04:08Et ça, c'est extrêmement préoccupant.
04:11Jeunesse et Gilles Kepel, des profils qui désorientent une partie de la classe dirigeante.
04:17J'en veux, pour exemple, l'attaque à la voiture Bélier sur l'île d'Oléron,
04:20calme, endroit paisible,
04:22qui a dérouté bon nombre de commentateurs.
04:24C'est intéressant d'avoir votre point de vue,
04:26parce qu'il y a eu une revendication religieuse,
04:28qui aujourd'hui apparaît comme un cri de guerre à l'Awaqbar.
04:32Il y a eu un mode opératoire qui ressemble à des attaques djihadistes,
04:36et pourtant, ce n'a pas été qualifié, ou en tous les cas, appréhendé comme un attentat.
04:41Qu'en pensez-vous ?
04:41Oui, alors, le parquet national antiterroriste a décidé de ne pas s'en saisir,
04:45donc ça veut dire qu'on ne considère pas que c'est un acte de terrorisme islamiste.

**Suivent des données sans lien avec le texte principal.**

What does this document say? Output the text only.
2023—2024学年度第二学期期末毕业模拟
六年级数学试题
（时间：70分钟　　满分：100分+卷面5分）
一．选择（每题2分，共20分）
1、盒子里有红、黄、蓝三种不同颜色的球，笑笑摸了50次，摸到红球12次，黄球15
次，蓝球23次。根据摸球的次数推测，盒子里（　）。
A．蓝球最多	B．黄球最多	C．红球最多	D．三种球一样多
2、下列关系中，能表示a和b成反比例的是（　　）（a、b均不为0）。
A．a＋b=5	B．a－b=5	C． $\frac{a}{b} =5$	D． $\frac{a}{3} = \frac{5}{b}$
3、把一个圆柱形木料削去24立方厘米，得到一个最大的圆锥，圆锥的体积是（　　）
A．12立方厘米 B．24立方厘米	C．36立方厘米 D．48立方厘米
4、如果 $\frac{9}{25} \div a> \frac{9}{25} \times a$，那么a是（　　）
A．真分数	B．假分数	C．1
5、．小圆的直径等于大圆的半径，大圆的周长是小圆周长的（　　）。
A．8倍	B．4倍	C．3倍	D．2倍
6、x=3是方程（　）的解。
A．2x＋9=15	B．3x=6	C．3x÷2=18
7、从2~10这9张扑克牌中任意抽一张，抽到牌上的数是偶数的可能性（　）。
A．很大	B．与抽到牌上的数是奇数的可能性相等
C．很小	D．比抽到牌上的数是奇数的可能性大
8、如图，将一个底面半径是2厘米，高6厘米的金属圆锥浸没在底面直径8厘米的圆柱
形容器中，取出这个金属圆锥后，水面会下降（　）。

04:49Néanmoins, c'est un acte qui a eu un effet terroriste,
04:53puisque le mode opératoire était le même, comme vous l'avez dit,
04:57et la personne en question, d'après ce qu'on sait,
05:00était atteinte de problèmes divers,
05:05addicte, comme on dit aussi, à un certain nombre de substances psychotropes.
05:09Mais ce qui est frappant, c'est que le vocabulaire dont cette personne s'est emparée
05:14et son mode d'opération sont calqués sur ce qu'il a vu sur les réseaux sociaux, à la télé, etc.
05:22Et quand quelqu'un a une revendication à porter, il s'empare de ce langage-là, si vous voulez.
05:27Ce qui est extrêmement préoccupant, parce que ça veut dire que notre société est poreuse à ce genre de choses,
05:33et que, justement, cette semaine où on pensait avoir complètement mis de côté ça,
05:39on stigmatise le djihadisme radical parce qu'on voit l'horreur qu'il a causé.
05:45La société pense ses blessures.
05:48C'est un processus de deuil que nous faisons en ce dixième anniversaire de l'attaque.
05:55On voit que, malheureusement, par-ci, par-là, au lieu d'être quelque chose qui fait horreur,
06:03c'est quelque chose qui est repris par des individus qui, même la personne en question,
06:08n'avaient aucun lien, ni familial, ni religieux, etc., avec cet univers.
06:14Mais ils s'emparent soudain, c'est de ce vocabulaire-là, de ce mode d'action qu'ils s'emparent
06:19pour manifester je ne sais quel problème personnel, et ça, c'est préoccupant.